The Dallas-based author of the excellent 2012 novel "Billy Lynn's Long Halftime Walk" looks back on Trump's 2016 victory over Hillary Clinton from a broad historical and philosophical perspective.
Along with summaries of monthly news events that occurred during the turbulent campaign, the book gathers searching, deeply researched essays that Fountain wrote for the Guardian.
That a British newspaper would offer such thoughtful reflections on America's chaotic politics shows the deficiencies of the American media.
Rather than a blow-by-blow recap of the Trump and Clinton campaigns, the book analyzes the election from a broader historical viewpoint.
With solid grounding in literature and historical facts, Fountain traces the decline of the American middle class, GOP-led efforts to preserve white supremacy, police violence against blacks and the cultural dominance of entertainment and celebrity. He indicts American "amnesia" and an avoidance of reality.
In analyzing the erosion of American democracy, Fountain draws upon books from well-known and obscure writers.
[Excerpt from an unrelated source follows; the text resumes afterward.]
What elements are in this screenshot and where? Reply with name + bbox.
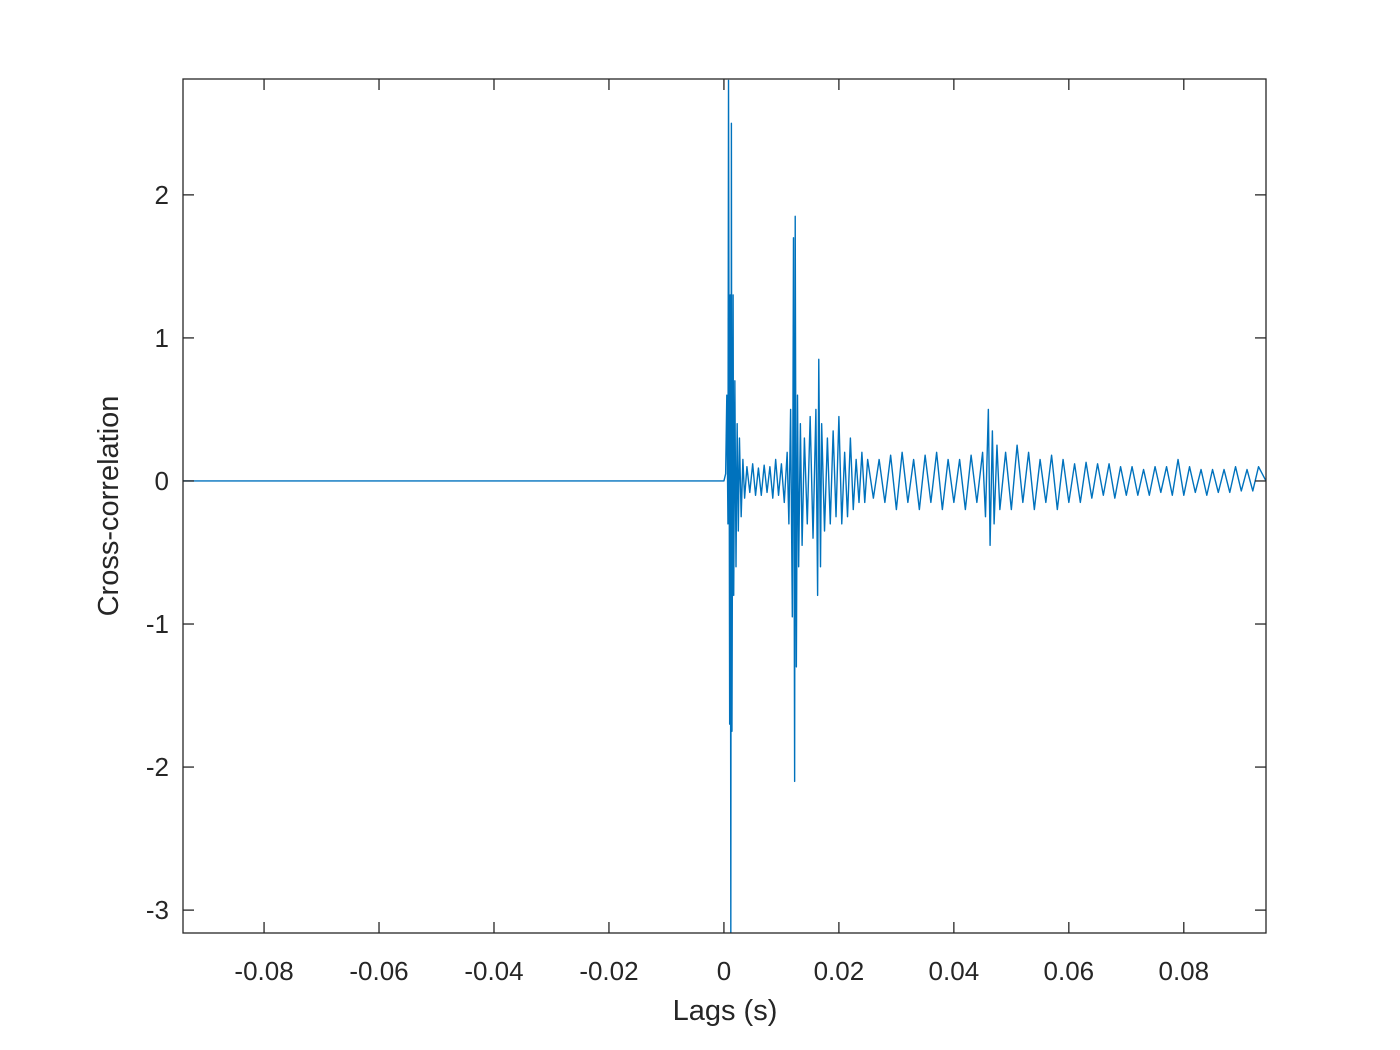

With sometimes sardonic humor and a readable style, Fountain gives a comprehensive summary of American political thought that would be a good primer for college and high school students who are so often deprived of a basic civics education these days.
Without endorsing Bernie Sanders's socialism, Fountain demolishes conservatives' war against government begun by Ronald Reagan. He demonstrates that governmental support of the economy and education led to America's glowing prosperity after World War II.
Fountain's title comes from Robinson Jeffers' poem "Apologies for Bad Dreams," sounding a call for political and moral renewal. The California poet's jeremiad takes on deeper and ironic meaning after the recent devastating fires in Jeffers' native state and alarming climate change reports.
The book ends on a positive, if ambiguous, plea for a new commitment to America's "possibility." Countering the subtitle, Fountain places his hopes on rational thought, Jefferson's ideal of an informed, committed citizenry rather than violent revolution.
While sounding a clarion call for progressives, Fountain expresses the belief that moderate Americans also will heed his message and restore reason and justice to the political arena.